The Healthcare Services segment offers services such as pharmacy solutions, provider services, clinical care, predictive modeling and informatics services to other Humana businesses, as well as external health plan members, external health plans and other employers.

Investors receive a dividend of 0.66%. A huge dividend raise is expected, from $0.70 per share to $0.78. The $525 SVB Leerink target price compares with the $491.96 consensus target for Humana stock and last Friday’s closing price of $423.97 a share.

Louisiana-Pacific

This top stock is a solid choice for investors looking for ideas within the fast-growing homebuilding segment. Louisiana-Pacific Corp. (NYSE: LPX) designs, manufactures and markets products for the new home construction, repair and remodeling and outdoor structures markets.

Its Siding segment offers wood-based sidings, trim, soffit, fascia, and pre-finished lap and trim products in a variety of patterns and textures. The Oriented Strand Board segment manufactures and distributes oriented strand board structural panel products. The Engineered Wood Products segment includes laminated veneer lumber, laminated strand lumber, I-joists and other related products. The South American segment covers the distribution of products in South America and certain export markets.

Shareholders currently receive a 1.06% dividend.
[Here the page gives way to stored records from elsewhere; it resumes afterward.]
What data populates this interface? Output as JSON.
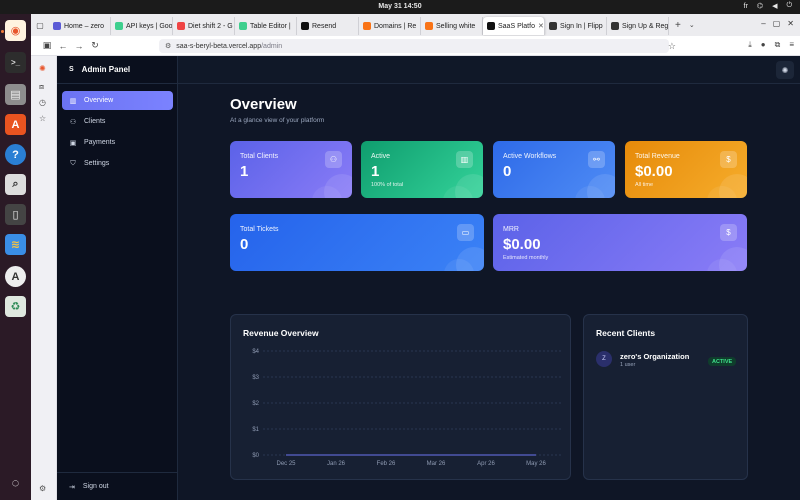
{
  "system": {
    "clock": "May 31  14:50",
    "keyboard_layout": "fr"
  },
  "browser": {
    "tabs": [
      {
        "label": "Home – zero",
        "color": "#5b5bd6",
        "active": false
      },
      {
        "label": "API keys | Goo",
        "color": "#3ecf8e",
        "active": false
      },
      {
        "label": "Diet shift 2 - G",
        "color": "#ef4444",
        "active": false
      },
      {
        "label": "Table Editor |",
        "color": "#3ecf8e",
        "active": false
      },
      {
        "label": "Resend",
        "color": "#111111",
        "active": false
      },
      {
        "label": "Domains | Re",
        "color": "#f97316",
        "active": false
      },
      {
        "label": "Selling white",
        "color": "#f97316",
        "active": false
      },
      {
        "label": "SaaS Platfo",
        "color": "#111111",
        "active": true
      },
      {
        "label": "Sign In | Flipp",
        "color": "#333333",
        "active": false
      },
      {
        "label": "Sign Up & Reg",
        "color": "#333333",
        "active": false
      }
    ],
    "url_host": "saa-s-beryl-beta.vercel.app",
    "url_path": "/admin"
  },
  "app": {
    "brand_logo": "S",
    "brand_name": "Admin Panel",
    "nav": [
      {
        "label": "Overview",
        "icon": "bar-chart-icon",
        "glyph": "▥",
        "active": true
      },
      {
        "label": "Clients",
        "icon": "users-icon",
        "glyph": "⚇",
        "active": false
      },
      {
        "label": "Payments",
        "icon": "credit-card-icon",
        "glyph": "▣",
        "active": false
      },
      {
        "label": "Settings",
        "icon": "shield-icon",
        "glyph": "⛉",
        "active": false
      }
    ],
    "sign_out": "Sign out"
  },
  "overview": {
    "title": "Overview",
    "subtitle": "At a glance view of your platform"
  },
  "stats": [
    {
      "label": "Total Clients",
      "value": "1",
      "sub": "",
      "icon": "users-icon",
      "glyph": "⚇",
      "gradient": [
        "#5b62e8",
        "#8a7cf7"
      ]
    },
    {
      "label": "Active",
      "value": "1",
      "sub": "100% of total",
      "icon": "bar-chart-icon",
      "glyph": "▥",
      "gradient": [
        "#0f9d6e",
        "#34d39a"
      ]
    },
    {
      "label": "Active Workflows",
      "value": "0",
      "sub": "",
      "icon": "workflow-icon",
      "glyph": "⚯",
      "gradient": [
        "#2e6ae8",
        "#4f8cf5"
      ]
    },
    {
      "label": "Total Revenue",
      "value": "$0.00",
      "sub": "All time",
      "icon": "dollar-icon",
      "glyph": "$",
      "gradient": [
        "#e68a0a",
        "#f6ad2b"
      ]
    },
    {
      "label": "Total Tickets",
      "value": "0",
      "sub": "",
      "icon": "ticket-icon",
      "glyph": "▭",
      "gradient": [
        "#2563eb",
        "#3b82f6"
      ]
    },
    {
      "label": "MRR",
      "value": "$0.00",
      "sub": "Estimated monthly",
      "icon": "dollar-icon",
      "glyph": "$",
      "gradient": [
        "#5b62e8",
        "#8a7cf7"
      ]
    }
  ],
  "revenue_panel": {
    "title": "Revenue Overview"
  },
  "chart_data": {
    "type": "line",
    "title": "Revenue Overview",
    "categories": [
      "Dec 25",
      "Jan 26",
      "Feb 26",
      "Mar 26",
      "Apr 26",
      "May 26"
    ],
    "values": [
      0,
      0,
      0,
      0,
      0,
      0
    ],
    "y_ticks": [
      "$0",
      "$1",
      "$2",
      "$3",
      "$4"
    ],
    "ylim": [
      0,
      4
    ],
    "grid": true,
    "line_color": "#6b73f2"
  },
  "recent_clients": {
    "title": "Recent Clients",
    "items": [
      {
        "initial": "Z",
        "name": "zero's Organization",
        "users": "1 user",
        "status": "ACTIVE"
      }
    ]
  }
}
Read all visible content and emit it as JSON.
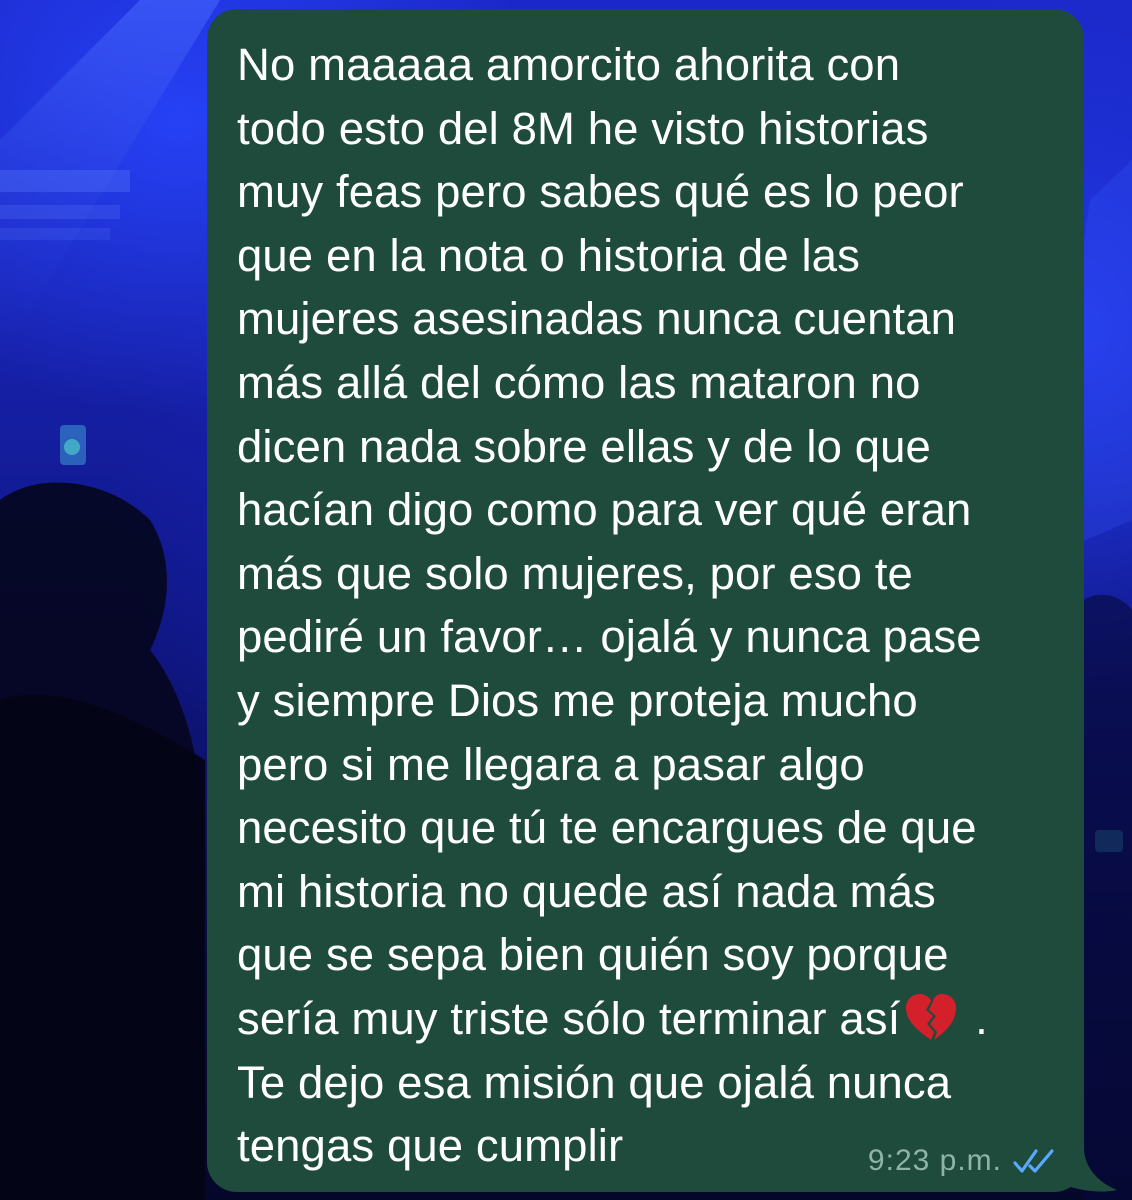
{
  "message": {
    "lines": [
      "No maaaaa amorcito ahorita con",
      "todo esto del 8M he visto historias",
      "muy feas pero sabes qué es lo peor",
      "que en la nota o historia de las",
      "mujeres asesinadas nunca cuentan",
      "más allá del cómo las mataron no",
      "dicen nada sobre ellas y de lo que",
      "hacían digo como para ver qué eran",
      "más que solo mujeres, por eso te",
      "pediré un favor… ojalá y nunca pase",
      "y siempre Dios me proteja mucho",
      "pero si me llegara a pasar algo",
      "necesito que tú te encargues de que",
      "mi historia no quede así nada más",
      "que se sepa bien quién soy porque"
    ],
    "line_before_emoji": "sería muy triste sólo terminar así",
    "line_after_emoji": " .",
    "closing_lines": [
      "Te dejo esa misión que ojalá nunca",
      "tengas que cumplir"
    ],
    "emoji": "broken-heart-icon",
    "timestamp": "9:23 p.m.",
    "status_icon": "double-check-read-icon"
  },
  "colors": {
    "bubble": "#1f4b3c",
    "text": "#ffffff",
    "timestamp": "#8fb3a5",
    "read_ticks": "#5aa9ff",
    "broken_heart": "#d4202b"
  }
}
The $0.18 per share is expected to rise to $0.20. BMO Capital Markets has set its target price on Louisiana-Pacific stock at $82. The consensus target is higher at $84.50, but Friday’s final trade was at $68.04 a share.


Five top blue-chip companies that all are rated Buy across Wall Street and are expected to lift the dividends they pay to shareholders. Not only is increasing dividends and returning capital to investors important, but it also shows that the company is doing well and has the earnings and cash flow strength to increase the payouts.